Le Conseil d’Etat a été saisi d’un recours pour excès de pouvoir contre le décret n°2018-596 du 10 juillet 2018 relatif à l’établissement des listes nominatives des infirmiers et des pédicures-podologues salariés en vue de leur inscription au tableau de l’ordre.
Le Conseil, dans une décision du 19 décembre 2019, rappelle l’obligation pour les personnes ayant obtenu un titre de formation ou une autorisation d’exercice de la profession d’infirmier, de se faire enregistrer auprès du service ou de l’organisme désigné à cette fin avant leur entrée dans la profession. Il rappelle également que l’ordre national des infirmiers peut obtenir communication des listes nominatives des infirmiers employés par des structures publiques ou privées directement auprès de celles-ci.
Les requérants soulèvent le moyen selon lequel le décret aurait méconnu les dispositions de l’article L. 4311-15 du code de la santé publique en prévoyant la transmission aux autorités ordinales par les employeurs des infirmiers des données nominatives les concernant. Le Conseil écarte ce moyen en rappelant qu’il convient de distinguer l’enregistrement des professionnels de santé (RPSS ou ADELI) de la procédure d’inscription au tableau de l’ordre qui permet à l’ordre national des infirmiers d’obtenir communication des listes nominatives des infirmiers employés par des structures publiques ou privées directement auprès de celles-ci.
Les requérants soutenaient également que l’obligation faite par la loi à tous les infirmiers d’adhérer à l’ordre national des infirmiers serait contraire aux stipulations de l’article 11 de la convention européenne des droits de l’homme et des libertés fondamentales relatif à la liberté d’association. Le Conseil rejette ce moyen car chaque médecin conserve la possibilité de créer des associations professionnelles ou d’y adhérer ; le décret n’a ainsi pas méconnu ces stipulations en prévoyant leur inscription provisoire d’office au tableau de l’ordre, sans que les intéressés aient été consultés.
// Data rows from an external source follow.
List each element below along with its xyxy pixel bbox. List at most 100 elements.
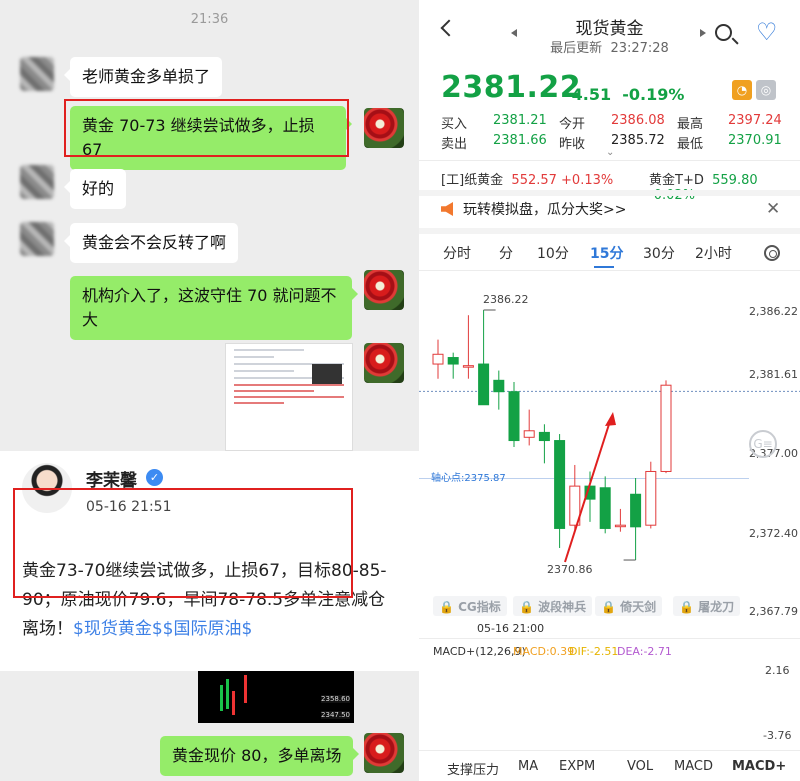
value-low: 2370.91 — [728, 133, 782, 148]
favorite-heart-icon[interactable]: ♡ — [756, 20, 778, 44]
tab-10min[interactable]: 10分 — [537, 243, 569, 263]
close-icon[interactable]: ✕ — [766, 199, 780, 219]
divider — [419, 190, 800, 196]
label-prev-close: 昨收 — [559, 137, 586, 152]
candle-body — [478, 363, 490, 406]
next-instrument-icon[interactable] — [700, 29, 706, 37]
contact-avatar[interactable] — [20, 57, 54, 91]
screenshot-thumbnail[interactable] — [225, 343, 353, 451]
candle-body — [599, 487, 611, 529]
axis-tick: 2,367.79 — [749, 605, 798, 618]
divider — [419, 750, 800, 751]
compare-icon[interactable]: ◎ — [756, 80, 776, 100]
pivot-label: 轴心点:2375.87 — [431, 473, 506, 484]
macd-name: MACD+(12,26,9) — [433, 645, 526, 658]
instrument-title: 现货黄金 — [575, 19, 644, 39]
value-open: 2386.08 — [611, 113, 665, 128]
tab-1min[interactable]: 分 — [499, 243, 513, 263]
quote-header: 现货黄金 最后更新 23:27:28 ♡ — [419, 0, 800, 60]
value-ask: 2381.66 — [493, 133, 547, 148]
value-high: 2397.24 — [728, 113, 782, 128]
divider — [419, 228, 800, 234]
label-bid: 买入 — [441, 117, 468, 132]
active-tab-indicator — [594, 266, 614, 268]
expand-chevron-icon[interactable]: ⌄ — [606, 147, 614, 158]
btab-support[interactable]: 支撑压力 — [447, 759, 499, 778]
indicator-cg[interactable]: 🔒 CG指标 — [433, 596, 507, 616]
chat-message: 老师黄金多单损了 — [63, 57, 223, 97]
candle-body — [538, 431, 550, 442]
chat-message: 好的 — [63, 169, 127, 209]
ref-paper-gold[interactable]: [工]纸黄金 552.57 +0.13% — [441, 169, 613, 188]
change-abs: -4.51 — [565, 85, 612, 104]
btab-macd[interactable]: MACD — [674, 759, 713, 774]
chart-thumbnail[interactable]: 2358.60 2347.50 — [198, 671, 354, 723]
axis-tick: 2,381.61 — [749, 368, 798, 381]
my-avatar[interactable] — [364, 733, 404, 773]
label-high: 最高 — [677, 117, 704, 132]
label-open: 今开 — [559, 117, 586, 132]
btab-expm[interactable]: EXPM — [559, 759, 595, 774]
btab-ma[interactable]: MA — [518, 759, 538, 774]
indicator-yitian[interactable]: 🔒 倚天剑 — [595, 596, 663, 616]
candle-body — [432, 353, 444, 365]
indicator-label: 倚天剑 — [620, 600, 657, 614]
ref-gold-td[interactable]: 黄金T+D 559.80 -0.02% — [649, 169, 800, 203]
chat-panel: 21:36 老师黄金多单损了 黄金 70-73 继续尝试做多，止损 67 好的 … — [0, 0, 419, 781]
min-price-label: 2370.86 — [547, 563, 593, 576]
ref-name: 黄金T+D — [649, 173, 704, 188]
my-avatar[interactable] — [364, 343, 404, 383]
divider — [419, 160, 800, 161]
chat-message: 黄金会不会反转了啊 — [63, 223, 239, 263]
tab-15min[interactable]: 15分 — [590, 243, 623, 263]
alert-icon[interactable]: ◔ — [732, 80, 752, 100]
btab-macdplus[interactable]: MACD+ — [732, 759, 786, 774]
axis-tick: 2,372.40 — [749, 527, 798, 540]
max-price-label: 2386.22 — [483, 293, 529, 306]
ref-value: 552.57 +0.13% — [511, 173, 614, 188]
chat-message: 黄金现价 80，多单离场 — [160, 736, 360, 776]
chat-message: 机构介入了，这波守住 70 就问题不大 — [70, 276, 358, 340]
value-bid: 2381.21 — [493, 113, 547, 128]
settings-icon[interactable] — [764, 245, 780, 261]
tab-timeshare[interactable]: 分时 — [443, 243, 471, 263]
thumb-price: 2358.60 — [321, 695, 350, 703]
update-label: 最后更新 — [550, 41, 603, 56]
candle-body — [523, 430, 535, 438]
macd-bottom-label: -3.76 — [763, 729, 792, 742]
my-avatar[interactable] — [364, 108, 404, 148]
change-pct: -0.19% — [622, 85, 685, 104]
verified-badge-icon: ✓ — [146, 469, 163, 486]
divider — [419, 638, 800, 639]
my-avatar[interactable] — [364, 270, 404, 310]
tab-2hour[interactable]: 2小时 — [695, 243, 732, 263]
value-prev-close: 2385.72 — [611, 133, 665, 148]
candle-body — [630, 493, 642, 528]
candle-body — [493, 379, 505, 393]
label-ask: 卖出 — [441, 137, 468, 152]
macd-value: MACD:0.39 — [513, 645, 575, 658]
promo-banner[interactable]: 玩转模拟盘，瓜分大奖>> — [463, 199, 626, 219]
macd-top-label: 2.16 — [765, 664, 790, 677]
indicator-label: 屠龙刀 — [698, 600, 735, 614]
contact-avatar[interactable] — [20, 165, 54, 199]
post-tags[interactable]: $现货黄金$$国际原油$ — [73, 619, 252, 639]
search-icon[interactable] — [715, 24, 732, 41]
tab-30min[interactable]: 30分 — [643, 243, 675, 263]
candle-body — [462, 365, 474, 368]
ref-name: [工]纸黄金 — [441, 173, 504, 188]
candle-body — [645, 470, 657, 526]
indicator-tulong[interactable]: 🔒 屠龙刀 — [673, 596, 741, 616]
candle-body — [614, 524, 626, 528]
indicator-band[interactable]: 🔒 波段神兵 — [513, 596, 593, 616]
btab-vol[interactable]: VOL — [627, 759, 653, 774]
candle-body — [660, 384, 672, 472]
candle-body — [508, 391, 520, 442]
last-price: 2381.22 — [441, 70, 582, 105]
date-stamp: 05-16 21:00 — [477, 622, 545, 635]
contact-avatar[interactable] — [20, 222, 54, 256]
label-low: 最低 — [677, 137, 704, 152]
highlight-box — [64, 99, 349, 157]
trend-arrow-head — [605, 412, 616, 426]
kline-chart[interactable] — [419, 270, 800, 622]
Par ailleurs, les requérants soulèvent le moyen selon lequel l’échange de données entre les employeurs des infirmiers et l’ordre des infirmiers, sans que les intéressés puissent s’y opposer, constitue une ingérence excessive dans le droit de ces derniers au respect de leur vie privée, protégé par l’article 8 de la convention européenne de sauvegarde des droits de l’homme et des libertés fondamentales. Sur ce point, le Conseil déclare que la communication de ces pièces est nécessaire pour permettre à l’ordre d’exercer ses missions légales et que toutes les conditions étaient remplies pour garantir leur confidentialité.
Les requérants relèvent enfin que certaines données ne sont pas nécessaires à la tenue des listes des professionnels de santé sur lesquelles elles portent. Le Conseil déclare que leur communication est justifiée par la nécessité d’éviter des erreurs dans l’identification des professionnels de santé et de permettre aux autorités ordinales de procéder à leur inscription provisoire.
Le Conseil rejette donc la requête et déclare que les requérants ne sont pas fondés à demander l’annulation du décret.